# Bulgarian: marigold



## seitt

Hi

Please, how do you say 'marigold'?

I'm interested because I gather that the name Неве́на is derived from it. Please give stress.

Best

Simon


----------



## lavverats

Hi Simon,
If you mean this flower, than it's called "нев*е*н"(nev*e*n):



And, yes, the name "Нев*е*на" (a female name in Bulgaria) is derived from it.
Regards,


----------



## seitt

Thank you so much - btw, what is the gender of нев*е*н?


----------



## lavverats

Masculine.


----------



## FairOaks

seitt said:


> Thank you so much - btw, what is the gender of нев*е*н?


Additional information:
_невѐн_ (less often: нѐвен) (masculine) — marigold.
_Невѐн_ (less often: Нѐвен) (masculine) — a male given name.
_Невѐна_ (feminine) — a female given name.
Etymology: цвете, което не вехне = a flower which does not wilt


----------



## seitt

Wow, how fascinating! So the verb is вехна, then. Interesting how it lost the Х.


----------



## FairOaks

Elision is pretty common in informal spoken Bulgarian, perhaps even more so than in English. (I hope I'm not misleading you about the latter, but at least that's how it seems to me.) Moreover, it's something of a feature in a lot of dialects, slang and so forth. For example, people often say things like «Айде!» and «Ма̀ни се оттука!» (instead of _хайде_, _махнѝ_).


----------



## Duya

/x/ is indeed a rather volatile phoneme in Serbia, Macedonia and western Bulgaria. However, in the case of вехне, one could argue that /x/ is a reintroduction encountered in Bulgarian (and Bosnian) -- the verb is Common Slavic which (if I remember well) didn't have that phoeme:

http://hjp.novi-liber.hr/index.php?show=search_by_id&id=f19uWxR9&keyword=venuti


> ✧ prasl. *vędnǫti (rus. vjánut', češ. vadnouti)



The flower is also _neven_ in BCS, by the way, and we also have male name Neven and female Nevena.


----------



## FairOaks

You could be onto something here, Duya. I didn't consider _вянуть_ at all. I must confess I haven't a clue about the origin of this inserted /x/. Now that you've got me thinking, it seems to me that _вехна_ could be some weird contamination between _вѧнѫти_ and _съхнѫти_, but this is, of course, pure guesswork on my part, so I'll stop while it's still safe.

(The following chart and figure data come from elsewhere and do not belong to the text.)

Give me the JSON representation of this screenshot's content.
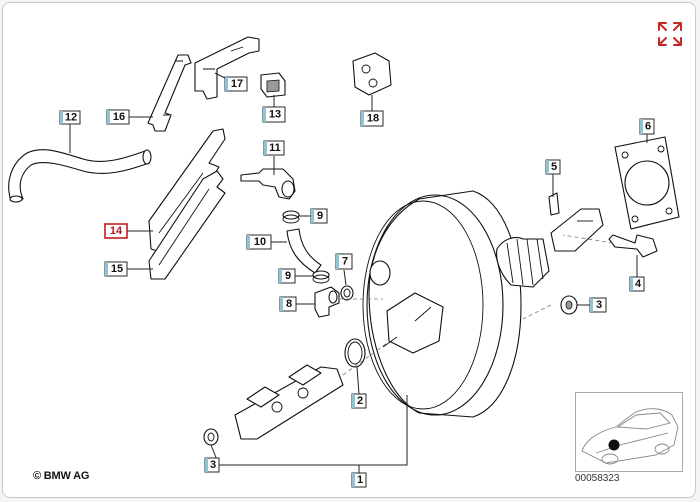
{
  "copyright": "© BMW AG",
  "diagram_id": "00058323",
  "expand_icon": "expand-arrows-icon",
  "accent_color": "#c02020",
  "label_tab_color": "#8fc3d6",
  "highlighted_callout": "14",
  "callouts": [
    {
      "id": "c12",
      "text": "12"
    },
    {
      "id": "c16",
      "text": "16"
    },
    {
      "id": "c17",
      "text": "17"
    },
    {
      "id": "c13",
      "text": "13"
    },
    {
      "id": "c18",
      "text": "18"
    },
    {
      "id": "c11",
      "text": "11"
    },
    {
      "id": "c9a",
      "text": "9"
    },
    {
      "id": "c10",
      "text": "10"
    },
    {
      "id": "c14",
      "text": "14"
    },
    {
      "id": "c15",
      "text": "15"
    },
    {
      "id": "c9b",
      "text": "9"
    },
    {
      "id": "c7",
      "text": "7"
    },
    {
      "id": "c8",
      "text": "8"
    },
    {
      "id": "c2",
      "text": "2"
    },
    {
      "id": "c3a",
      "text": "3"
    },
    {
      "id": "c1",
      "text": "1"
    },
    {
      "id": "c5",
      "text": "5"
    },
    {
      "id": "c6",
      "text": "6"
    },
    {
      "id": "c4",
      "text": "4"
    },
    {
      "id": "c3b",
      "text": "3"
    }
  ]
}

The main thing is, though, that _невехн_ sounds outright stupid and is also quite difficult to pronounce, therefore I can't imagine it as a proper Bulgarian word, regardless of the presence/absence of the phoneme /x/ in _вехна_.


----------



## Duya

FairOaks said:


> Now that you've got me thinking, it seems to me that _вехна_ could be some weird contamination between _вѧнѫти_ and _съхнѫти_



Those were my thoughts exactly


----------